La grande – et peut-être même la première – star des journaux intimes est sans doute Samuel Pepys (on prononce « Pips »), un Londonien qui dans la seconde moitié du XVIIe siècle a chroniqué pendant neuf ans sa très agitée vie quotidienne, pour le bonheur des lecteurs comme des historiens. Car l’époque reflétée n’était pas moins agitée – la restauration monarchique en 1660, une épidémie de peste cinq ans plus tard et le grand incendie qui a détruit 80 % de la City l’année suivante. Pepys ratissait large, socialement sinon géographiquement. De Londres il évoque aussi bien le petit peuple – commerçantes, prostituées, actrices – que celui de l’aristocratie ou de la politique, dont il était proche en tant qu’un des hauts responsables de la marine britannique.

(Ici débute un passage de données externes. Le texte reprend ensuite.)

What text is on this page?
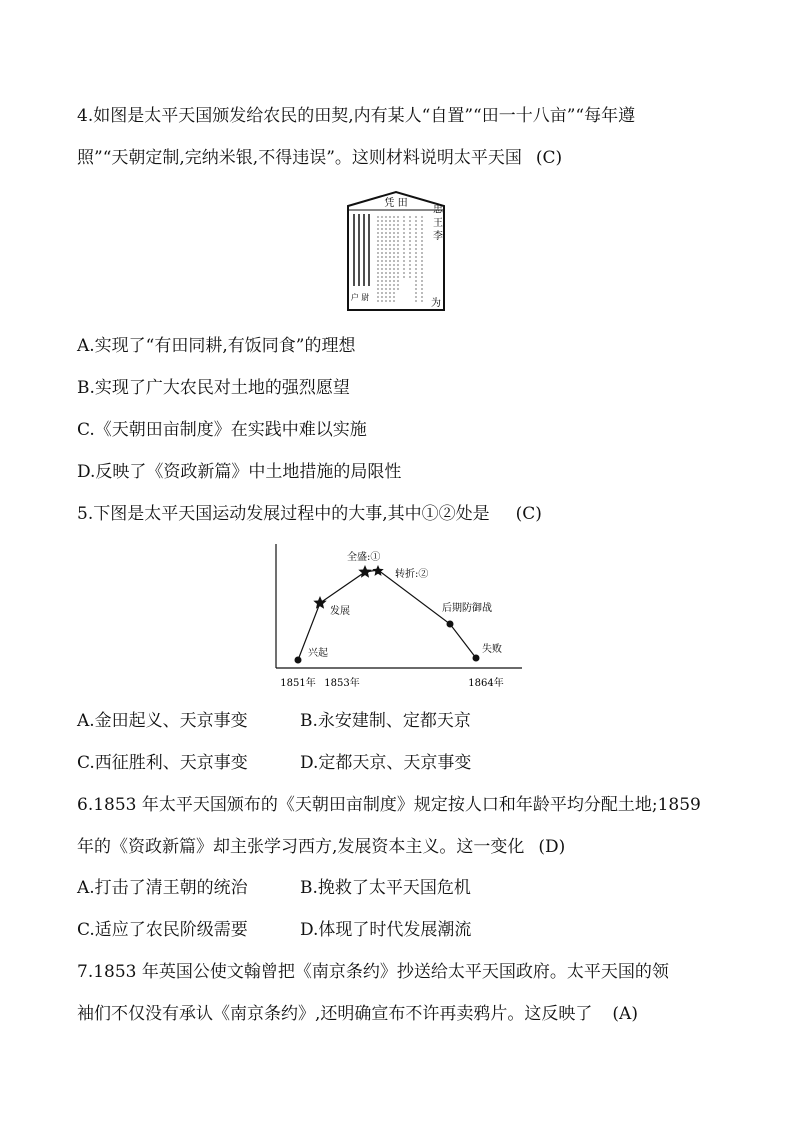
4.如图是太平天国颁发给农民的田契,内有某人“自置”“田一十八亩”“每年遵
照”“天朝定制,完纳米银,不得违误”。这则材料说明太平天国 (C)
凭 田
户 尉
忠 王 李
为
A.实现了“有田同耕,有饭同食”的理想
B.实现了广大农民对土地的强烈愿望
C.《天朝田亩制度》在实践中难以实施
D.反映了《资政新篇》中土地措施的局限性
5.下图是太平天国运动发展过程中的大事,其中①②处是 (C)
兴起
发展
全盛:①
转折:②
后期防御战
失败
1851年 1853年	1864年
A.金田起义、天京事变	B.永安建制、定都天京
C.西征胜利、天京事变	D.定都天京、天京事变
6.1853 年太平天国颁布的《天朝田亩制度》规定按人口和年龄平均分配土地;1859
年的《资政新篇》却主张学习西方,发展资本主义。这一变化 (D)
A.打击了清王朝的统治	B.挽救了太平天国危机
C.适应了农民阶级需要	D.体现了时代发展潮流
7.1853 年英国公使文翰曾把《南京条约》抄送给太平天国政府。太平天国的领
袖们不仅没有承认《南京条约》,还明确宣布不许再卖鸦片。这反映了 (A)
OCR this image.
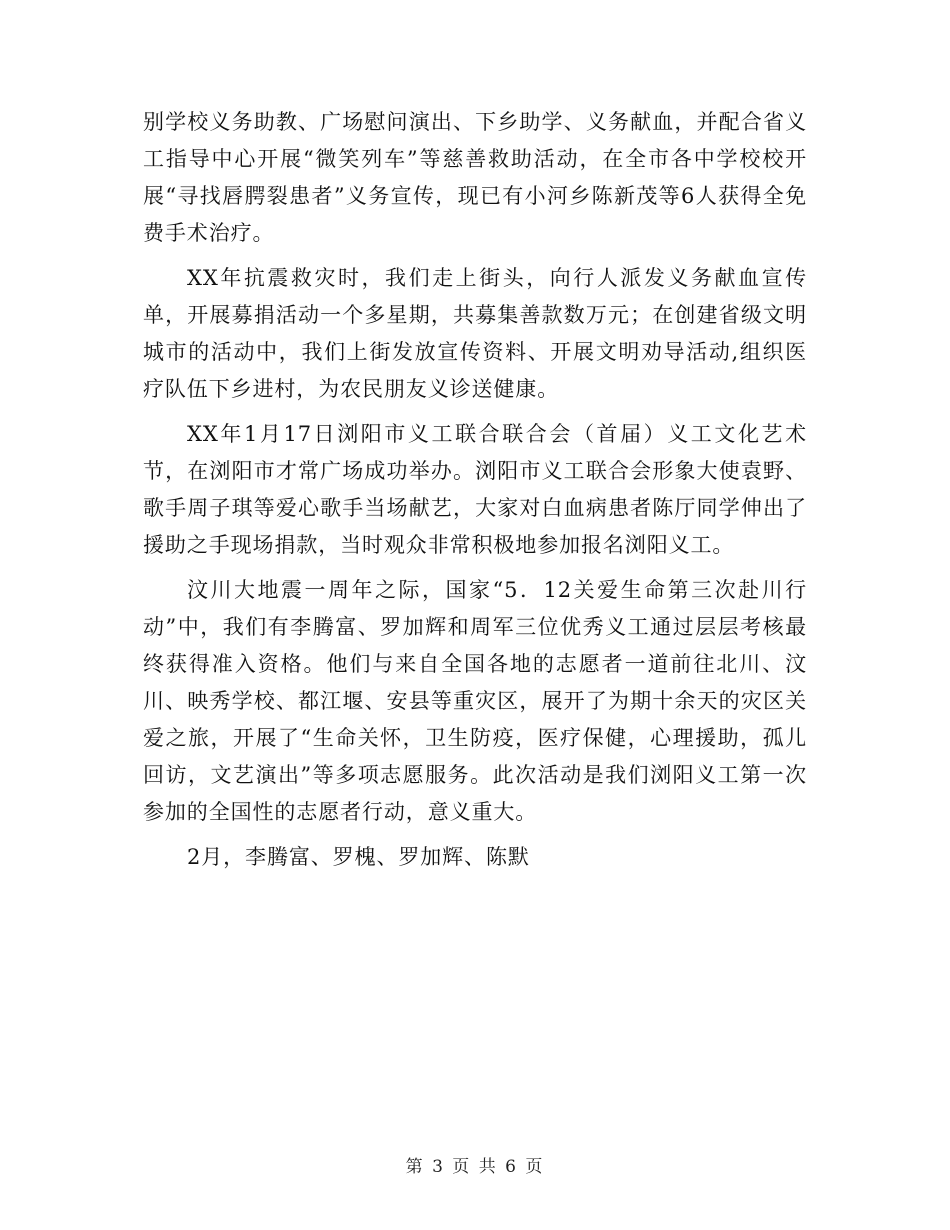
别学校义务助教、广场慰问演出、下乡助学、义务献血，并配合省义工指导中心开展“微笑列车”等慈善救助活动，在全市各中学校校开展“寻找唇腭裂患者”义务宣传，现已有小河乡陈新茂等6人获得全免费手术治疗。

XX年抗震救灾时，我们走上街头，向行人派发义务献血宣传单，开展募捐活动一个多星期，共募集善款数万元；在创建省级文明城市的活动中，我们上街发放宣传资料、开展文明劝导活动,组织医疗队伍下乡进村，为农民朋友义诊送健康。

XX年1月17日浏阳市义工联合联合会（首届）义工文化艺术节，在浏阳市才常广场成功举办。浏阳市义工联合会形象大使袁野、歌手周子琪等爱心歌手当场献艺，大家对白血病患者陈厅同学伸出了援助之手现场捐款，当时观众非常积极地参加报名浏阳义工。

汶川大地震一周年之际，国家“5．12关爱生命第三次赴川行动”中，我们有李腾富、罗加辉和周军三位优秀义工通过层层考核最终获得准入资格。他们与来自全国各地的志愿者一道前往北川、汶川、映秀学校、都江堰、安县等重灾区，展开了为期十余天的灾区关爱之旅，开展了“生命关怀，卫生防疫，医疗保健，心理援助，孤儿回访，文艺演出”等多项志愿服务。此次活动是我们浏阳义工第一次参加的全国性的志愿者行动，意义重大。

2月，李腾富、罗槐、罗加辉、陈默

第 3 页 共 6 页
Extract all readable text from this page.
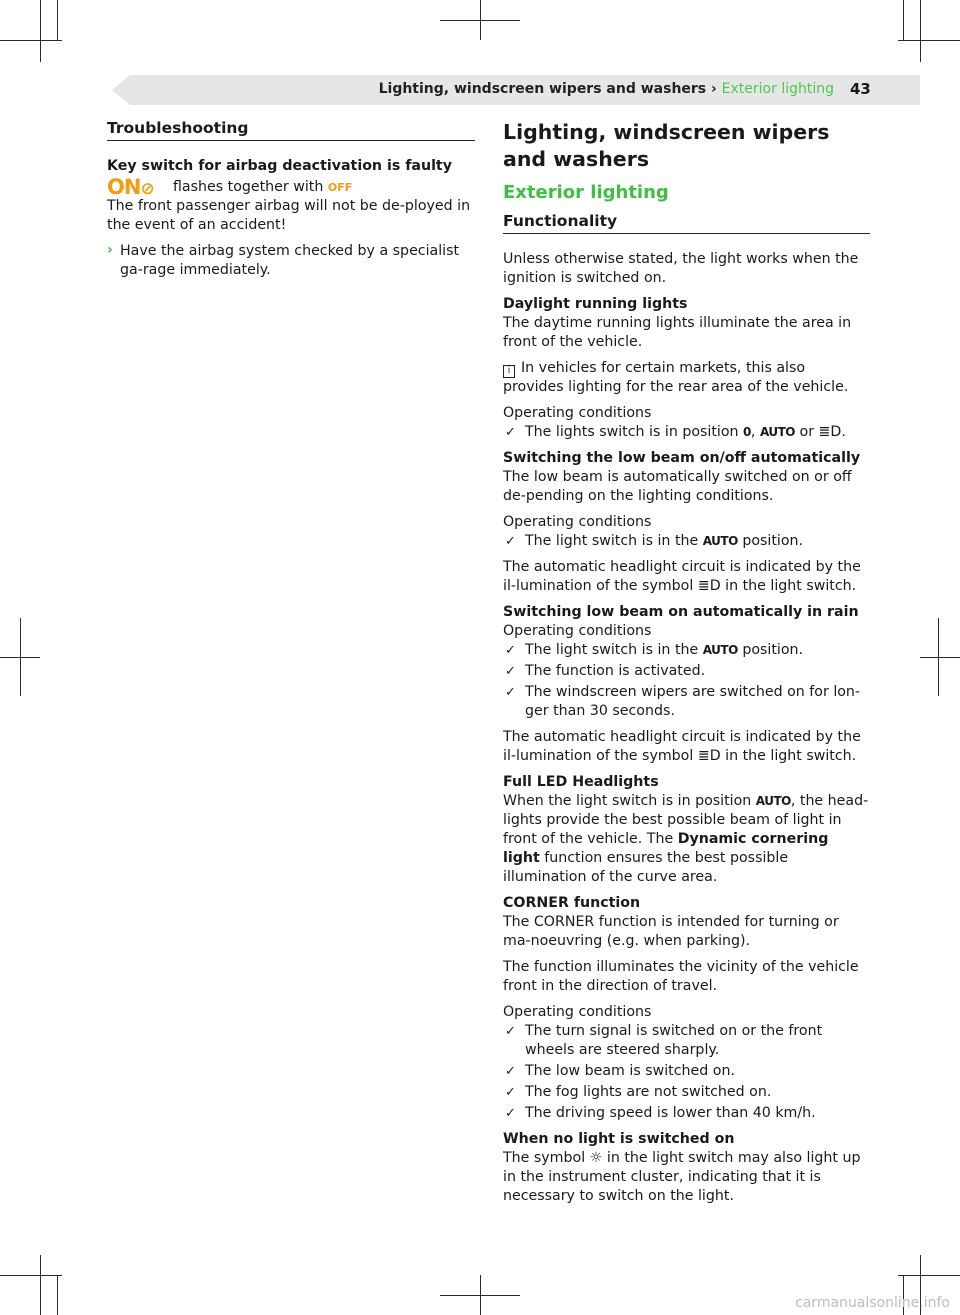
Lighting, windscreen wipers and washers › Exterior lighting 43
Troubleshooting

Key switch for airbag deactivation is faulty

ON⊘	flashes together with OFF

The front passenger airbag will not be de-ployed in the event of an accident!

› Have the airbag system checked by a specialist ga-rage immediately.

Lighting, windscreen wipers and washers
Exterior lighting
Functionality

Unless otherwise stated, the light works when the ignition is switched on.

Daylight running lights

The daytime running lights illuminate the area in front of the vehicle.

i In vehicles for certain markets, this also provides lighting for the rear area of the vehicle.

Operating conditions

✓ The lights switch is in position 0, AUTO or ≣D.

Switching the low beam on/off automatically

The low beam is automatically switched on or off de-pending on the lighting conditions.

Operating conditions

✓ The light switch is in the AUTO position.

The automatic headlight circuit is indicated by the il-lumination of the symbol ≣D in the light switch.

Switching low beam on automatically in rain

Operating conditions

✓ The light switch is in the AUTO position.

✓ The function is activated.

✓ The windscreen wipers are switched on for lon-ger than 30 seconds.

The automatic headlight circuit is indicated by the il-lumination of the symbol ≣D in the light switch.

Full LED Headlights

When the light switch is in position AUTO, the head-lights provide the best possible beam of light in front of the vehicle. The Dynamic cornering light function ensures the best possible illumination of the curve area.

CORNER function

The CORNER function is intended for turning or ma-noeuvring (e.g. when parking).

The function illuminates the vicinity of the vehicle front in the direction of travel.

Operating conditions

✓ The turn signal is switched on or the front wheels are steered sharply.

✓ The low beam is switched on.

✓ The fog lights are not switched on.

✓ The driving speed is lower than 40 km/h.

When no light is switched on

The symbol ☼ in the light switch may also light up in the instrument cluster, indicating that it is necessary to switch on the light.

carmanualsonline.info
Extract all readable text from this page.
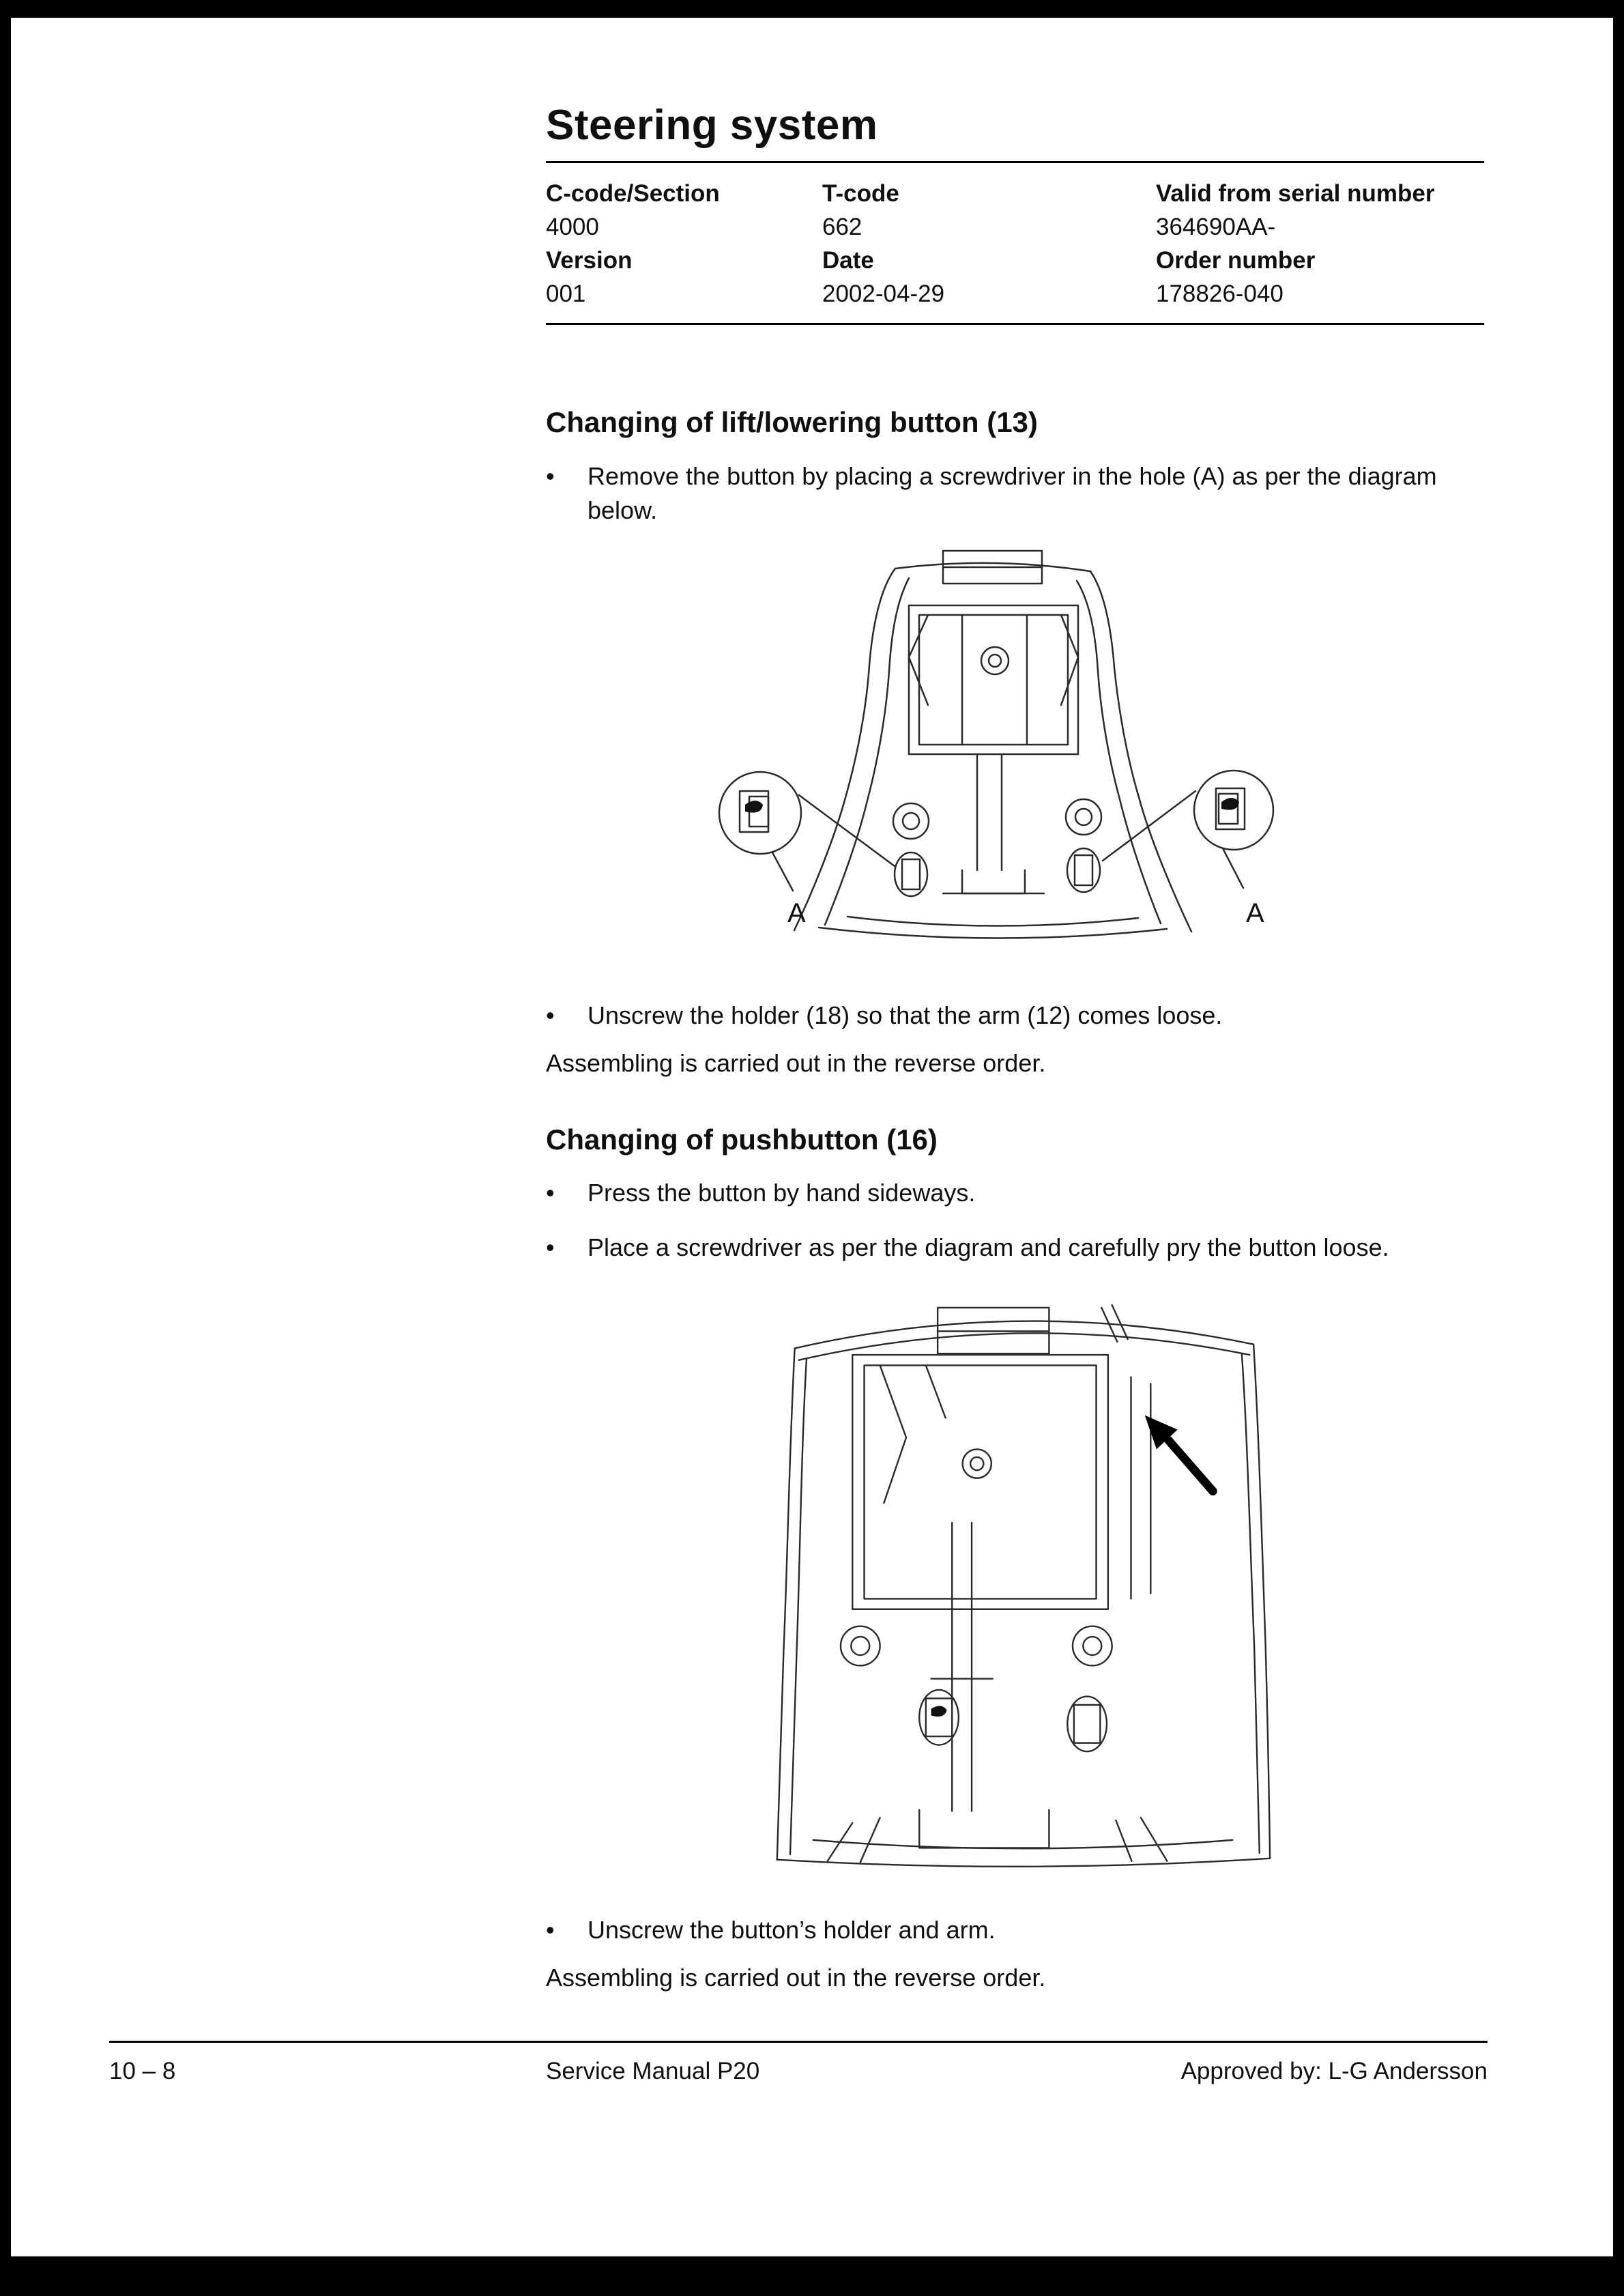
Steering system
C-code/Section	T-code	Valid from serial number
4000	662	364690AA-
Version	Date	Order number
001	2002-04-29	178826-040
Changing of lift/lowering button (13)
•	Remove the button by placing a screwdriver in the hole (A) as per the diagram below.
A	A
•	Unscrew the holder (18) so that the arm (12) comes loose.
Assembling is carried out in the reverse order.
Changing of pushbutton (16)
•	Press the button by hand sideways.
•	Place a screwdriver as per the diagram and carefully pry the button loose.
•	Unscrew the button’s holder and arm.
Assembling is carried out in the reverse order.
10 – 8	Service Manual P20	Approved by: L-G Andersson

Son monumental ouvrage (six volumes, 1 250 000 mots) ouvre une lucarne sur l’Angleterre de la fin du XVIIe depuis les mœurs (extrêmement dissolues) de la cour du roi jusqu’au fonctionnement de l’administration militaire, où sévissait une corruption décomplexée. On le voit se balader d’un bout à l’autre de la ville, en coche d’eau sur la Tamise ou en voiture à cheval, et d’un pub à l’autre (où il se pique le nez avec des amis en lutinant les serveuses) avec parfois un détour par l’église – il s’y endort pendant les sermons à moins qu’il n’examine les paroissiennes avec sa petite longue vue de poche. C’est un viveur et un farceur. Ainsi un jour qu’à nouveau tourmenté par sa spectaculaire libido il va rejoindre une demoiselle, il réalise que sa femme le suit, et entraîne la malheureuse derrière lui dans un long circuit à travers la ville… Entre grands évènements, tragédies, cocasseries et surtout friponneries, c’est un témoignage inestimable sur cette fin du XVIIe que livrent les pages de ce journal qui « laissent aussi émerger du passé un personnage unique par sa fascinante mais inquiétante vivacité », commente Dwight Garner dans le New York Times. Les pages accessibles du moins – ce qui exclut toutes celles qu’il a rendues inintelligibles pour dissimuler ses turpitudes.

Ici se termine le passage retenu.